S’il est difficile d’établir des critères absolus en ce qui concerne l’octroi d’une distinction à une personne décédée ou gravement blessée, il convient toutefois de faire une distinction entre les accidents et les assassinats. Ainsi, il convient d’honorer ceux qui sont morts ou ont subi un grave préjudice physique ou psychologique dans l’accomplissement de leur mission (par exemple, meurtre, blessure causée par un combattant, acte de banditisme, prise d’otage, viol, accident lors d’une opération de secours au cours d’une catastrophe naturelle ou technologique). Un décès, une blessure non prémédités, mais provoqués par une mine, une balle perdue, notamment, pourraient aussi être considérés comme dignes de reconnaissance.

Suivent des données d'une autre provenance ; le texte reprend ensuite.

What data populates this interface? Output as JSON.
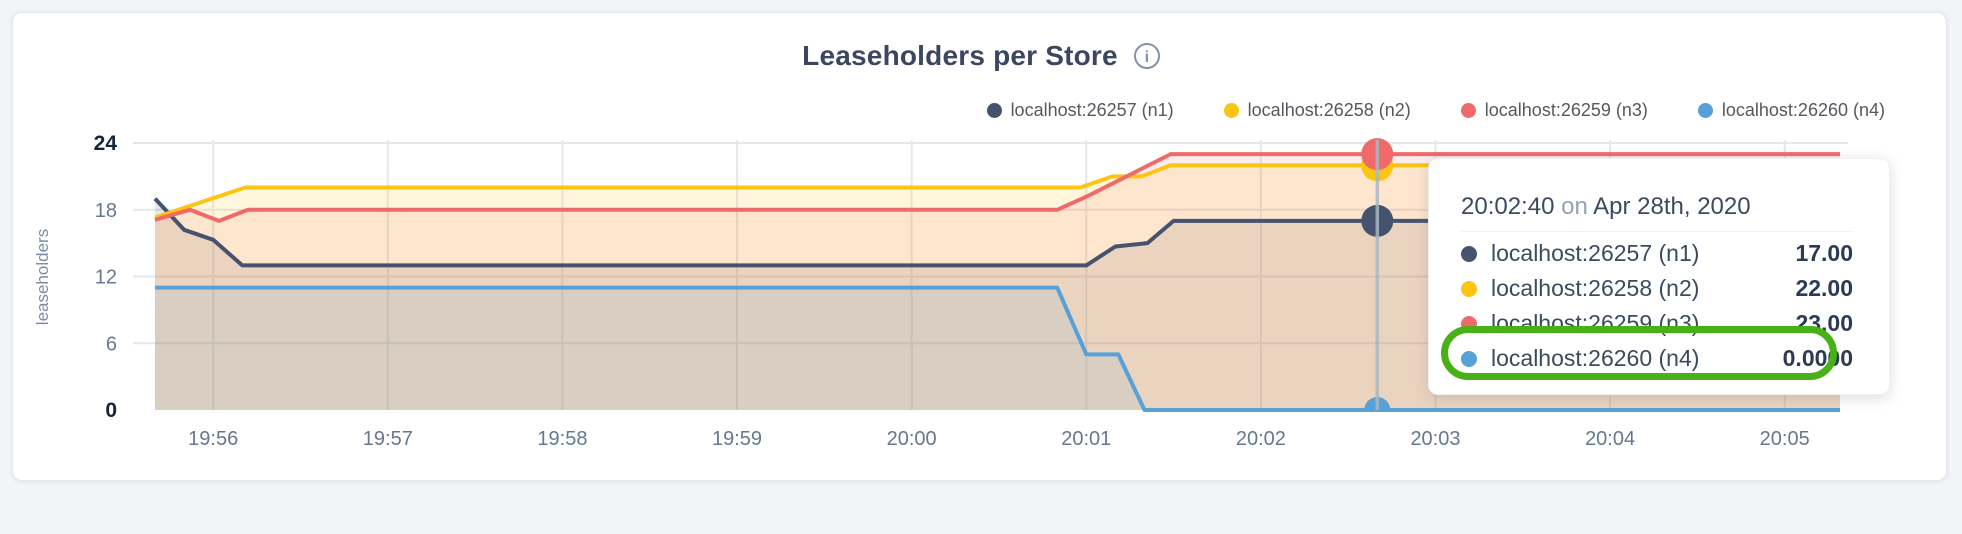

3.2  Type de distinction  

La distinction qui est décernée aux personnes blessées ou tuées en mission ne doit pas nécessairement prendre la forme d’une médaille. Celle-ci pourrait être remplacée par un document écrit, comme un certificat de reconnaissance, et une cérémonie qui serait publique avec couverture médiatique. En effet, la publicité donnée à la distinction accordée est un aspect important d e la reconnaissance que la Croix-Rouge ou le Croissant-Rouge témoigne à ses membres, qui prennent souvent des risques pour autrui.

     

  4. Conclusion  

La Commission permanente attribuera la médaille Henry Dunant aux membres du Mouvement, conformément à l’objet et aux critères définis dans le règlement, tels qu’ils sont interprétés aux points 2 et 3 du présent document. En outre, elle recommande à chaque composante du Mouvement de créer sa propre distinction honorifique, afin de rendre hommage à ses membres qui sont morts ou ont subi un grave préjudice physique ou psychologique dans l’accomplissement de leur mission.

  Notes:  

1. Sociétés nationales de la Croix-Rouge et du Croissant-Rouge, Fédération internationale des Sociétés de la Croix-Rouge et du Croissant-Rouge, Comité international de la Croix-Rouge.

2. Voir les lettres circulaires adressées les 27 novembre 1994 et 15 novembre 1996 par la Commission permanente aux Sociétés nationales, concernant l’attribution de la médaille Henry Dunant.

3. Voir articles 1, 2, 5 et 6 du Règlement.